Block diagram of the model stacking approach

4 Results

Table 1 shows the performance parameters of the ensemble model compared to traditional machine learning methods. The performance metrics used are given by the following formulas.

Table 1 Accuracy of ensemble model versus traditional methods
  1. (1)

    Accuracy: the percentage of true positive (TP) and true negative (TN) predictions, with false positive (FP) and false negatives (FN) included:

    $$A=\frac{TP+TN}{TP+TN+FP+FN}$$
    (1)
  2. (2)

    Precision: the percentage of correctly classified positive predictions relative to predictions classified as positive:

    $$P=\frac{TP}{TP+FP}$$
    (2)
  3. (3)

    Recall: the percentage of true positive predictions that were correctly classified:

    $$R=\frac{TP}{TP+FN}$$
    (3)
  4. (4)

    f1-Score: the harmonic mean of the precision and recall:

    $$f1=2\times \frac{P\times R}{P+R}$$
    (4)
  5. (5)

    Jaccard Score: the similarity of predicted labels (PL) to true labels (TL):

    $$J\left(PL,TL\right)=\frac{PL\cap TL}{PL\cup TL}$$
    (5)

Specifically, the ensemble model is compared to traditional implementations of LR, GNB, GBM, SVM, KNN, DT, ANN, and RF.

A bar chart showing the accuracy breakdown per machine state is shown in Fig. 7.

Fig. 7
A horizontal bar graph of the machine state versus the percentage of samples correctly identified. Overhang inner race depicts the highest value at 100%.
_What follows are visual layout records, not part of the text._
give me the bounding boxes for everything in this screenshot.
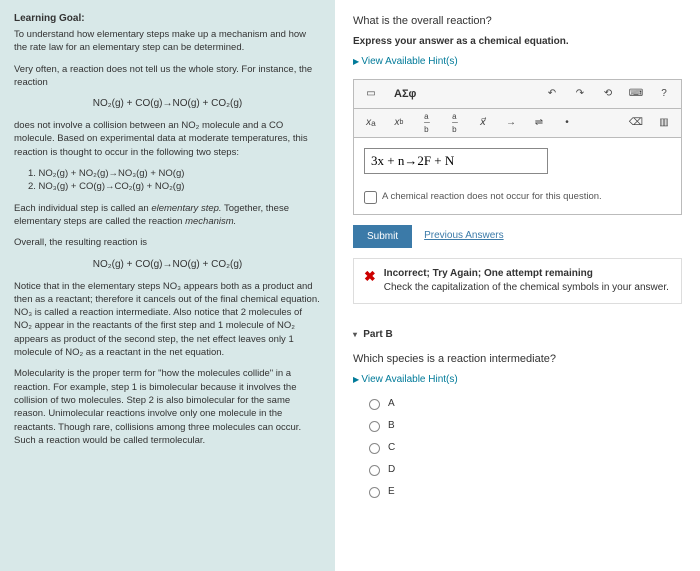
equation-editor: ▭ ΑΣφ ↶ ↷ ⟲ ⌨ ? xa xb a─b a─b x⃗ → ⇌ • ⌫…	[353, 79, 682, 214]
collision-text: does not involve a collision between an …	[14, 119, 321, 159]
intermediate-text: Notice that in the elementary steps NO₃ …	[14, 280, 321, 360]
incorrect-icon: ✖	[364, 267, 376, 295]
greek-label[interactable]: ΑΣφ	[388, 85, 422, 104]
mechanism-text: Each individual step is called an elemen…	[14, 202, 321, 229]
overall-equation-2: NO₂(g) + CO(g)→NO(g) + CO₂(g)	[14, 258, 321, 272]
superscript-icon[interactable]: xa	[360, 113, 382, 133]
reset-icon[interactable]: ⟲	[597, 84, 619, 104]
option-c[interactable]: C	[369, 441, 682, 455]
answer-input[interactable]	[364, 148, 548, 174]
redo-icon[interactable]: ↷	[569, 84, 591, 104]
intro-text: To understand how elementary steps make …	[14, 28, 321, 55]
arrow-right-icon[interactable]: →	[500, 113, 522, 133]
overall-equation-1: NO₂(g) + CO(g)→NO(g) + CO₂(g)	[14, 97, 321, 111]
overall-text: Overall, the resulting reaction is	[14, 236, 321, 249]
radio-icon	[369, 487, 380, 498]
vector-icon[interactable]: x⃗	[472, 113, 494, 133]
radio-icon	[369, 443, 380, 454]
undo-icon[interactable]: ↶	[541, 84, 563, 104]
feedback-title: Incorrect; Try Again; One attempt remain…	[384, 267, 669, 281]
dot-icon[interactable]: •	[556, 113, 578, 133]
fraction-icon[interactable]: a─b	[416, 113, 438, 133]
feedback-message: Check the capitalization of the chemical…	[384, 281, 669, 295]
feedback-box: ✖ Incorrect; Try Again; One attempt rema…	[353, 258, 682, 304]
learning-goal-heading: Learning Goal:	[14, 12, 321, 26]
toolbar-top: ▭ ΑΣφ ↶ ↷ ⟲ ⌨ ?	[354, 80, 681, 109]
option-b[interactable]: B	[369, 419, 682, 433]
step-2: 2. NO₃(g) + CO(g)→CO₂(g) + NO₂(g)	[28, 180, 321, 193]
elementary-steps: 1. NO₂(g) + NO₂(g)→NO₃(g) + NO(g) 2. NO₃…	[28, 167, 321, 194]
option-e[interactable]: E	[369, 485, 682, 499]
backspace-icon[interactable]: ⌫	[625, 113, 647, 133]
fraction2-icon[interactable]: a─b	[444, 113, 466, 133]
radio-icon	[369, 399, 380, 410]
story-text: Very often, a reaction does not tell us …	[14, 63, 321, 90]
instruction-1: Express your answer as a chemical equati…	[353, 35, 682, 49]
toolbar-bottom: xa xb a─b a─b x⃗ → ⇌ • ⌫ ▥	[354, 109, 681, 138]
part-b-heading[interactable]: Part B	[353, 328, 682, 342]
view-hints-link-b[interactable]: View Available Hint(s)	[353, 373, 682, 387]
option-a[interactable]: A	[369, 397, 682, 411]
radio-options: A B C D E	[369, 397, 682, 499]
mode-icon[interactable]: ▥	[653, 113, 675, 133]
molecularity-text: Molecularity is the proper term for "how…	[14, 367, 321, 447]
step-1: 1. NO₂(g) + NO₂(g)→NO₃(g) + NO(g)	[28, 167, 321, 180]
radio-icon	[369, 465, 380, 476]
no-reaction-label: A chemical reaction does not occur for t…	[382, 190, 602, 203]
question-panel: What is the overall reaction? Express yo…	[335, 0, 700, 571]
part-b-section: Part B Which species is a reaction inter…	[353, 328, 682, 499]
keyboard-icon[interactable]: ⌨	[625, 84, 647, 104]
radio-icon	[369, 421, 380, 432]
equilibrium-icon[interactable]: ⇌	[528, 113, 550, 133]
submit-button[interactable]: Submit	[353, 225, 412, 248]
question-2: Which species is a reaction intermediate…	[353, 352, 682, 367]
view-hints-link[interactable]: View Available Hint(s)	[353, 55, 682, 69]
subscript-icon[interactable]: xb	[388, 113, 410, 133]
template-icon[interactable]: ▭	[360, 84, 382, 104]
learning-goal-panel: Learning Goal: To understand how element…	[0, 0, 335, 571]
option-d[interactable]: D	[369, 463, 682, 477]
question-1: What is the overall reaction?	[353, 14, 682, 29]
previous-answers-link[interactable]: Previous Answers	[424, 229, 503, 243]
help-icon[interactable]: ?	[653, 84, 675, 104]
no-reaction-checkbox[interactable]	[364, 191, 377, 204]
Bar graph showing the accuracy per machine state

5 Conclusion

In this research, we proposed an ensemble machine-learning model to classify data points from sensors on a rotating machine. With this ensemble model, we enhance maintenance planning by adequately detecting and diagnosing faults in the rotating machine. When tested against traditional machine learning methods of LR, ANN, GBM, SVM, DT, and RF, the ensemble method proposed in this research demonstrated improved accuracy, recall, precision, F1-score, and Jaccard score on every traditional method. As a result, the ensemble model can reduce unnecessary maintenance and enhance automated decision-making. For future work in this area, the model stacking technique described in this paper can be applied to different use cases, and combinations of different machine learning algorithms can be tested to attempt to improve the accuracy of the ensemble model further.